Behind her, Elinor lay down on her straw bed, sighing. When Meggie turned to her, she forced a smile. ‘What wouldn’t I give for a comb!’ she said, pushing the hair back from her forehead. ‘I’d never have thought that in a situation like this I’d miss a comb so much, of all things, but I do. Heavens, I don’t even have a hairpin left. I must look like a witch, or a washing-up brush that’s seen better days.’

‘No, really, you look fine. Your hairpins were always falling out anyway,’ said Meggie. ‘Actually, I think you look younger.’

‘Younger? Hmm. Well, if you say so.’ Elinor glanced down at herself. Her mouse-grey sweater was filthy, and there were three ladders in her tights. ‘Meggie, it was very kind of you to help me back there in the church,’ she said, pulling her skirt down over her knees. My knees were like jelly, I was so scared. I don’t know what’s come over me. I feel like someone else, as if the old Elinor has driven home and left me here by myself.’ Her lips began to tremble, and Meggie thought she was going to cry, but next moment the familiar Elinor was back again. ‘Well, there we are!’ she said. ‘It’s only in an emergency that you find out what you’re truly made of. Personally, I always thought if I was a wooden statue I’d be carved out of oak, but it seems I’m more like pearwood or something else very soft. It only takes a villain like that to play with his knife in front of my nose and the wood shavings start flaking away.’

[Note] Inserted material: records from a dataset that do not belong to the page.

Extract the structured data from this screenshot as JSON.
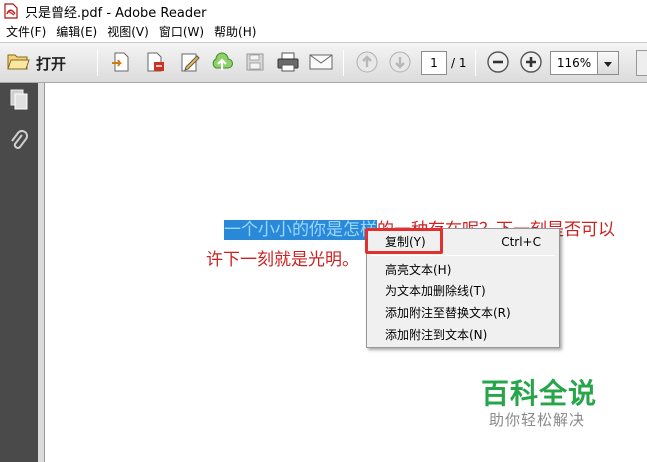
{
  "window": {
    "title": "只是曾经.pdf - Adobe Reader"
  },
  "menubar": {
    "items": [
      "文件(F)",
      "编辑(E)",
      "视图(V)",
      "窗口(W)",
      "帮助(H)"
    ]
  },
  "toolbar": {
    "open_label": "打开",
    "page_current": "1",
    "page_total": "/ 1",
    "zoom": "116%",
    "icons": [
      "folder-icon",
      "create-pdf-icon",
      "export-pdf-icon",
      "edit-icon",
      "upload-cloud-icon",
      "save-icon",
      "print-icon",
      "email-icon",
      "prev-page-icon",
      "next-page-icon",
      "zoom-out-icon",
      "zoom-in-icon"
    ]
  },
  "document": {
    "line1_selected": "一个小小的你是怎样",
    "line1_rest": "的一种存在呢？下一刻是否可以",
    "line2": "许下一刻就是光明。"
  },
  "context_menu": {
    "items": [
      {
        "label": "复制(Y)",
        "shortcut": "Ctrl+C"
      },
      {
        "label": "高亮文本(H)"
      },
      {
        "label": "为文本加删除线(T)"
      },
      {
        "label": "添加附注至替换文本(R)"
      },
      {
        "label": "添加附注到文本(N)"
      }
    ]
  },
  "watermark": {
    "title": "百科全说",
    "subtitle": "助你轻松解决"
  },
  "colors": {
    "text_red": "#cc2222",
    "selection": "#2a88d8",
    "highlight_box": "#e03030",
    "watermark_green": "#27a54a"
  }
}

And now the tears did come, hard as Elinor tried to keep them back. Angrily, she rubbed her eyes with the back of her hand.

‘I think you’re doing splendidly, Elinor.’ Mo was still lying with his face to the wall. ‘You’re both doing splendidly. And I could wring my own neck for dragging you two into all this.’

‘Nonsense. If anyone around here needs his neck wrung it’s Capricorn,’ said Elinor. ‘And that man Basta. My God, I’d never have thought the idea of strangling another human being would give me such enormous satisfaction. But I’m sure if I could just get my hands round that Basta’s neck, I—’

On seeing the shock in Meggie’s eyes she fell guiltily silent, but Meggie just shrugged her shoulders.

‘I feel the same,’ she murmured, and began scratching an ‘M’ on the wall with the key of her bicycle lock. Weird to think she still had that key in her trouser pocket – like a souvenir of another life.

Elinor ran her finger down one of the ladders in her tights, and Mo turned on his back and stared up at the ceiling. ‘I’m so sorry, Meggie,’ he said suddenly. ‘I’m so sorry I let them take the book away from me.’